If the forecast is calling for fiendishly hot weather, we freeze ice cube sheets several days earlier. We constructed a box-shaped sleeve out of Cool Shield insulated bubble wrap, which can cover 4 tubs, and by layering the ice cube sheets between tubs and covering the whole works with Cool Shield, the mushrooms stay chilled for the whole morning.

As much as we are tempted to bring our other garden produce to the market, we stick to mushrooms. We try to bring as much of a variety of mushrooms that we can. Sometimes this is limited to only shiitake and oyster mushrooms. If the weather cooperates, we bring lion’s mane, maitake and king oyster, and if we get lucky while mushroom hunting, we will bring morels, chicken of the woods, or chanterelles.

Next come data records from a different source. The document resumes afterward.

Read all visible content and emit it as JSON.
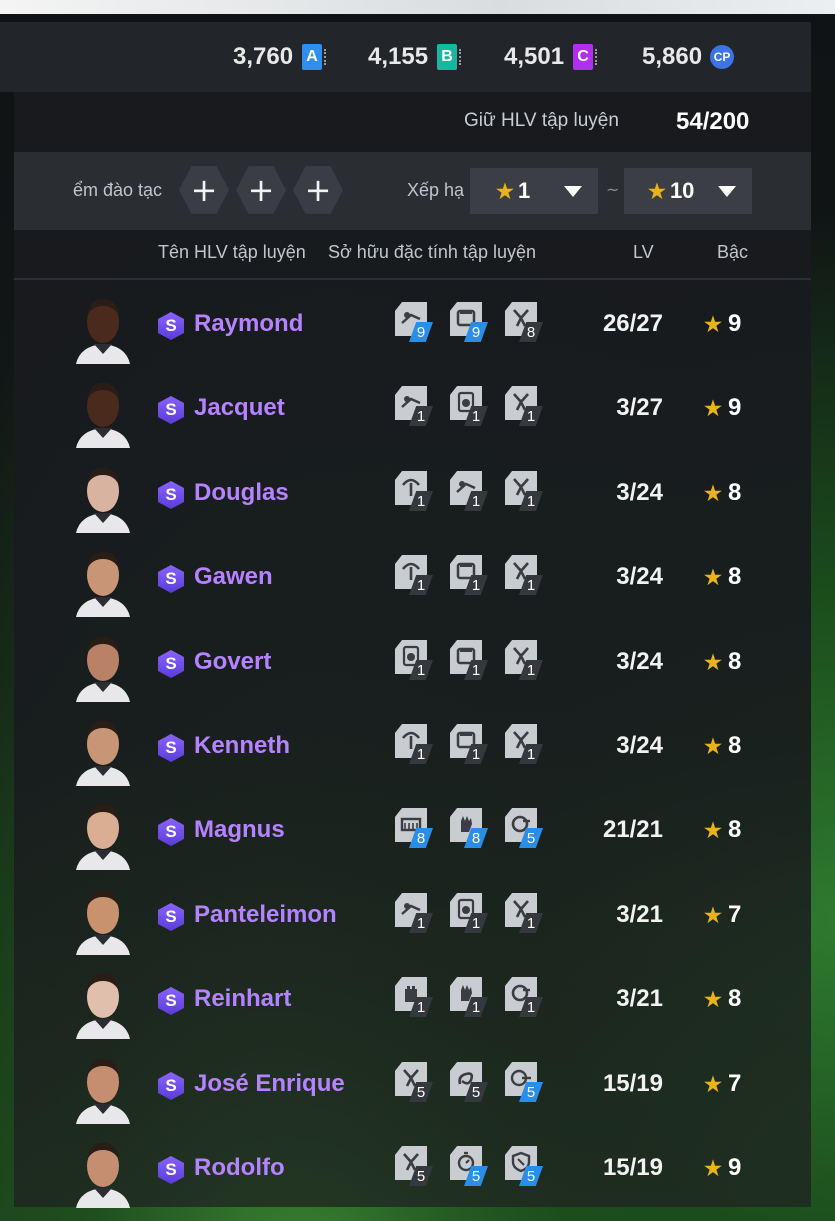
{
  "currencies": [
    {
      "amount": "3,760",
      "letter": "A",
      "color": "#2f8ff0",
      "icon": "coin-a-icon"
    },
    {
      "amount": "4,155",
      "letter": "B",
      "color": "#18b8a0",
      "icon": "coin-b-icon"
    },
    {
      "amount": "4,501",
      "letter": "C",
      "color": "#b22ef0",
      "icon": "coin-c-icon"
    },
    {
      "amount": "5,860",
      "letter": "CP",
      "color": "#3b74e6",
      "icon": "cp-icon"
    }
  ],
  "counter": {
    "label": "Giữ HLV tập luyện",
    "value": "54/200"
  },
  "filter": {
    "slot_label": "ểm đào tạc",
    "slot_button": "+",
    "rank_label": "Xếp hạ",
    "rank_from": "1",
    "rank_to": "10",
    "separator": "~",
    "star": "★"
  },
  "headers": {
    "name": "Tên HLV tập luyện",
    "traits": "Sở hữu đặc tính tập luyện",
    "lv": "LV",
    "grade": "Bậc"
  },
  "rows": [
    {
      "name": "Raymond",
      "badge": "S",
      "lv": "26/27",
      "grade": "9",
      "skin": "#4a2a1c",
      "traits": [
        {
          "icon": "pass-icon",
          "level": "9",
          "blue": true
        },
        {
          "icon": "shield-icon",
          "level": "9",
          "blue": true
        },
        {
          "icon": "tackle-icon",
          "level": "8",
          "blue": false
        }
      ]
    },
    {
      "name": "Jacquet",
      "badge": "S",
      "lv": "3/27",
      "grade": "9",
      "skin": "#4a2a1c",
      "traits": [
        {
          "icon": "pass-icon",
          "level": "1",
          "blue": false
        },
        {
          "icon": "ball-control-icon",
          "level": "1",
          "blue": false
        },
        {
          "icon": "tackle-icon",
          "level": "1",
          "blue": false
        }
      ]
    },
    {
      "name": "Douglas",
      "badge": "S",
      "lv": "3/24",
      "grade": "8",
      "skin": "#d8b4a0",
      "traits": [
        {
          "icon": "header-icon",
          "level": "1",
          "blue": false
        },
        {
          "icon": "pass-icon",
          "level": "1",
          "blue": false
        },
        {
          "icon": "tackle-icon",
          "level": "1",
          "blue": false
        }
      ]
    },
    {
      "name": "Gawen",
      "badge": "S",
      "lv": "3/24",
      "grade": "8",
      "skin": "#c89676",
      "traits": [
        {
          "icon": "header-icon",
          "level": "1",
          "blue": false
        },
        {
          "icon": "shield-icon",
          "level": "1",
          "blue": false
        },
        {
          "icon": "tackle-icon",
          "level": "1",
          "blue": false
        }
      ]
    },
    {
      "name": "Govert",
      "badge": "S",
      "lv": "3/24",
      "grade": "8",
      "skin": "#b98266",
      "traits": [
        {
          "icon": "ball-control-icon",
          "level": "1",
          "blue": false
        },
        {
          "icon": "shield-icon",
          "level": "1",
          "blue": false
        },
        {
          "icon": "tackle-icon",
          "level": "1",
          "blue": false
        }
      ]
    },
    {
      "name": "Kenneth",
      "badge": "S",
      "lv": "3/24",
      "grade": "8",
      "skin": "#c89676",
      "traits": [
        {
          "icon": "header-icon",
          "level": "1",
          "blue": false
        },
        {
          "icon": "shield-icon",
          "level": "1",
          "blue": false
        },
        {
          "icon": "tackle-icon",
          "level": "1",
          "blue": false
        }
      ]
    },
    {
      "name": "Magnus",
      "badge": "S",
      "lv": "21/21",
      "grade": "8",
      "skin": "#d9ae92",
      "traits": [
        {
          "icon": "goal-icon",
          "level": "8",
          "blue": true
        },
        {
          "icon": "glove-icon",
          "level": "8",
          "blue": true
        },
        {
          "icon": "reflex-icon",
          "level": "5",
          "blue": true
        }
      ]
    },
    {
      "name": "Panteleimon",
      "badge": "S",
      "lv": "3/21",
      "grade": "7",
      "skin": "#c8926e",
      "traits": [
        {
          "icon": "pass-icon",
          "level": "1",
          "blue": false
        },
        {
          "icon": "ball-control-icon",
          "level": "1",
          "blue": false
        },
        {
          "icon": "tackle-icon",
          "level": "1",
          "blue": false
        }
      ]
    },
    {
      "name": "Reinhart",
      "badge": "S",
      "lv": "3/21",
      "grade": "8",
      "skin": "#e0c0ac",
      "traits": [
        {
          "icon": "tower-icon",
          "level": "1",
          "blue": false
        },
        {
          "icon": "glove-icon",
          "level": "1",
          "blue": false
        },
        {
          "icon": "reflex-icon",
          "level": "1",
          "blue": false
        }
      ]
    },
    {
      "name": "José Enrique",
      "badge": "S",
      "lv": "15/19",
      "grade": "7",
      "skin": "#c58e70",
      "traits": [
        {
          "icon": "tackle-icon",
          "level": "5",
          "blue": false
        },
        {
          "icon": "dribble-icon",
          "level": "5",
          "blue": false
        },
        {
          "icon": "shot-icon",
          "level": "5",
          "blue": true
        }
      ]
    },
    {
      "name": "Rodolfo",
      "badge": "S",
      "lv": "15/19",
      "grade": "9",
      "skin": "#c58e70",
      "traits": [
        {
          "icon": "tackle-icon",
          "level": "5",
          "blue": false
        },
        {
          "icon": "stopwatch-icon",
          "level": "5",
          "blue": true
        },
        {
          "icon": "defense-icon",
          "level": "5",
          "blue": true
        }
      ]
    }
  ]
}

We also try to have a few fun displays to make the market educational and bring in kids. The “Mushroom of the Week” display, especially during the wild mushrooming times of later summer and early fall, always brings people into the booth and we get to hear lots of mushroom stories. We also sell our ready-to-fruit shiitake mushroom kits; people like these because they are discounted and they don’t have to pay for shipping. We display a fruiting kit to attract attention; people just have fun looking at it whether they buy one or not! We’ve also noticed that a lot of Field and Forest Products’ spawn customers sell ready-to-fruit shiitake logs at their markets; they almost do better in total selling with those than the mushrooms themselves.

With the bizarre varieties of oyster mushrooms, ranging from gray to pink, we often draw eyes, and get the question, “Are these real?” or “Are these poisonous?” Well, yes to the first question, and definitely a no to the second. As my dad always says, “We like repeat business!”